Negli Stati Uniti scoppia la protesta dopo la decisione del giudice di non incriminare il poliziotto che a Ferguson, nel Missouri, uccise Michael Brown, di 18 anni, lo scorso agosto. Una decisione che segue l'uccisione, da parte di un agente, di un bambino afroamericano di 12 anni che giocava con una pistola giocattolo in un parco a Cleveland. La notizia vista dai media e commentata dal popolo dei social network
Proteste e scontri a Ferguson dopo la decisione di non incriminare l'agente responsabile dell'uccisione di Michael Brown

«Scoppiano le proteste dopo il no all'incriminazione del poliziotto di Ferguson», «Una pausa per ascoltare, poi la rivolta», «Ferguson in fiamme», «Scoppiano i lacrimogeni»: sono di questo tono i titoli di apertura dei quotidiani americani, nel giorno dopo la controversa decisione della corte di non incriminare il poliziotto Darren Wilson per l'uccisione di Michael Brown lo scorso 9 agosto. Una corte composta, fa notare il New York Times, da nove bianchi e tre afroamericani: difficile non pensare ad un pregiudizio razziale di fondo, essendo Wilson bianco e Brown afroamericano. Una decisione che ha dato luogo a una vera propria guerriglia urbana in diverse città americane, nonostante – fa notare il Washington Post -, la precisa richiesta della famiglia Brown di osservare 4 minuti e mezzo di silenzio in segno di protesta pacifica, a ricordo delle 4 ore e mezza in cui il corpo di Michael è rimasto senza vita sull'asfalto prima di essere portato via.

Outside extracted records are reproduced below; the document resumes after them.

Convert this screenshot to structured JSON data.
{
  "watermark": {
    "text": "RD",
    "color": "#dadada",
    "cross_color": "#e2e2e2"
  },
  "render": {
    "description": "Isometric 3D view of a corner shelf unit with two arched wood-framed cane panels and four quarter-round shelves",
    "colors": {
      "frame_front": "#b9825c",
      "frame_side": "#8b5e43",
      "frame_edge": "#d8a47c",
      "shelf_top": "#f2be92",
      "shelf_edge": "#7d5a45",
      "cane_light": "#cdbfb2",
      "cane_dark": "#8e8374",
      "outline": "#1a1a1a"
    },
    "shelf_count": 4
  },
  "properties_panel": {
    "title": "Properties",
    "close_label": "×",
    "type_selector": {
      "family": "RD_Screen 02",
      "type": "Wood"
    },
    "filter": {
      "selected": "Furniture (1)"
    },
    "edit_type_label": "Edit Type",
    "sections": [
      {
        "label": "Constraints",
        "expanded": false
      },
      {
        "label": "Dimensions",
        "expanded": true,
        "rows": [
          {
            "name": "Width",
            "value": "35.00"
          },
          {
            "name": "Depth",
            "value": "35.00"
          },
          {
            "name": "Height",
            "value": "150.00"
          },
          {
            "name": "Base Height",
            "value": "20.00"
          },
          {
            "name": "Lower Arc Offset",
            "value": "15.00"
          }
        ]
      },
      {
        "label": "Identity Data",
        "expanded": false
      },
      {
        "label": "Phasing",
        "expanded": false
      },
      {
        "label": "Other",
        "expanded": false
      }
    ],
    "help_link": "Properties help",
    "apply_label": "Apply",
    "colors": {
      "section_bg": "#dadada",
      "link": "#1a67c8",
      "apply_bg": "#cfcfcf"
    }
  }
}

La protesta però, soprattutto delle cosiddette minoranze – che minoranze più non sono, basti pensare agli ispanici che costituiscono ormai la maggioranza della popolazione in diverse zone del Paese – corre in primo luogo in rete. «America,ti disconosco», afferma Dustin senza mezzi termini, postando un video girato dopo l'uccisione di un dodicenne afroamericano da parte di un poliziotto che aveva scambiato la sua pistola giocattolo per un'arma vera; «Non so che dire a tutti i miei amici afroamericani – scrive Adrien, di origini filippine -, se non insegnare loro la compassione e la giustizia, per quanto molte volte nemmeno questo sia abbastanza».  Il sentimento più diffuso sembra però la disillusione: commenti del tipo «Nessuna sorpresa», oppure «Ma come, non lo sapevate negli Usa uccidere è legale?» non si contano. Ma questo episodio, diventato il simbolo di molti altri simili che continuano purtroppo a ripetersi, stimola anche la voglia di capirne di più: «Vorrei sapere cos'è una corte giudiziaria, come funziona, come vengono scelti i suoi componenti – scrive Iona sulla bacheca Facebook di una sua amica avvocatoperché davvero non so spiegarmi quello che è accaduto».

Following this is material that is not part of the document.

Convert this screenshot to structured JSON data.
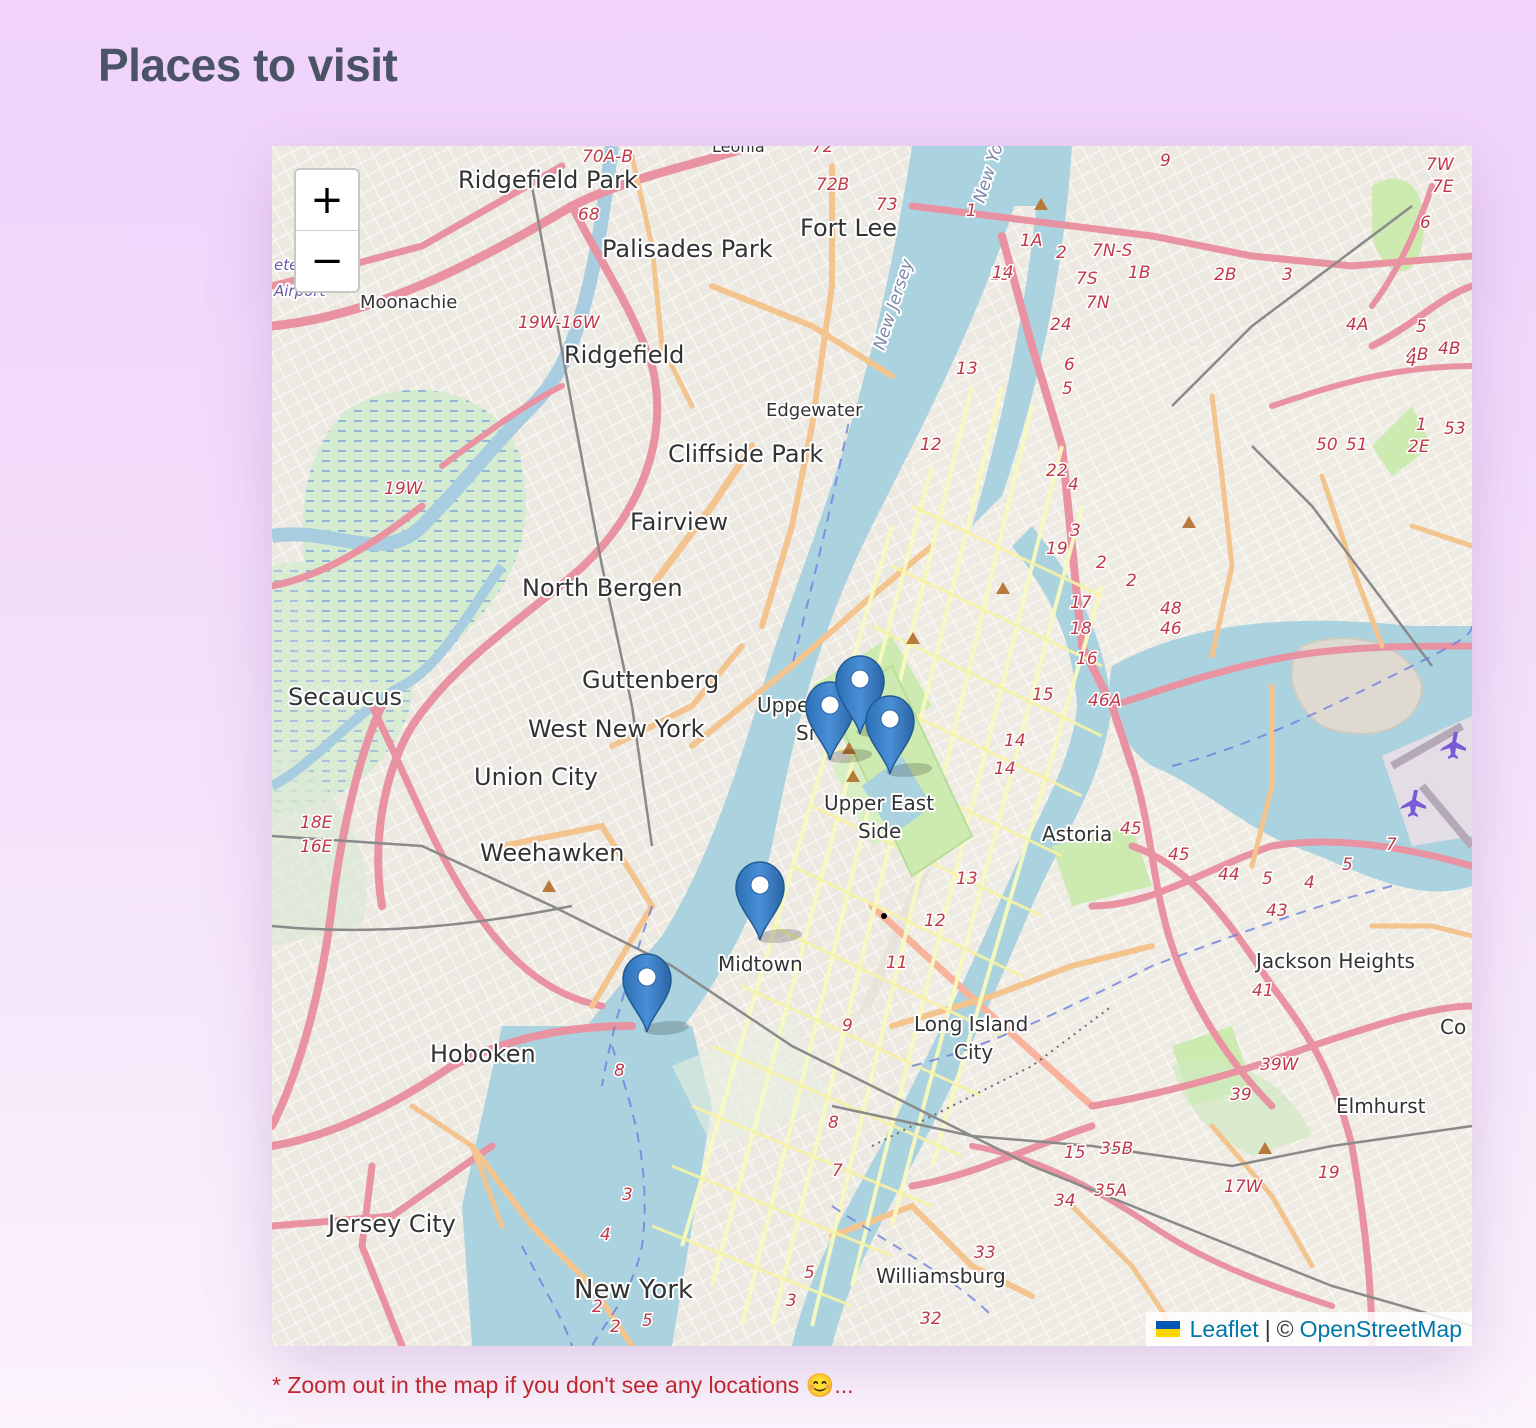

C'è anche però chi sta, per così dire, dall'altra parte della barricata: «I media hanno dimenticato di spiegare che cosa voglia dire fare un lavoro in cui a volte il principale obiettivo è arrivare a casa vivo – lamenta Glenn nel commentare un articolo su Buzzfeed -: non è assolutamente stata data alcune voce ai poliziotti e al loro disagio». Qualcuno, come Ryan, afferma addirittura che «il poliziotto ha fatto quello che ha fatto per sopravvivere, per legittima difesa: se Brown avesse obbedito all'ordine di fermarsi non sarebbe accaduto nulla». Più che tra bianchi e (ex) minoranze, dato che la protesta per quanto avvenuto è trasversale, il Paese rimane piuttosto diviso tra chi ritiene che la legittima difesa possa arrivare a tanto e chi no: dopotutto, osserva Gregory, «nessuno che oggi vive in questo Paese ha mai posseduto uno schiavo nero; e oggi le forme di schiavitù sono ben altre, e toccano bianchi e neri indistintamente. Per cui accogliamo l'invito della famiglia di Michael ad evitare la violenza, perché è giunta l'ora di superare queste divisioni. Insieme».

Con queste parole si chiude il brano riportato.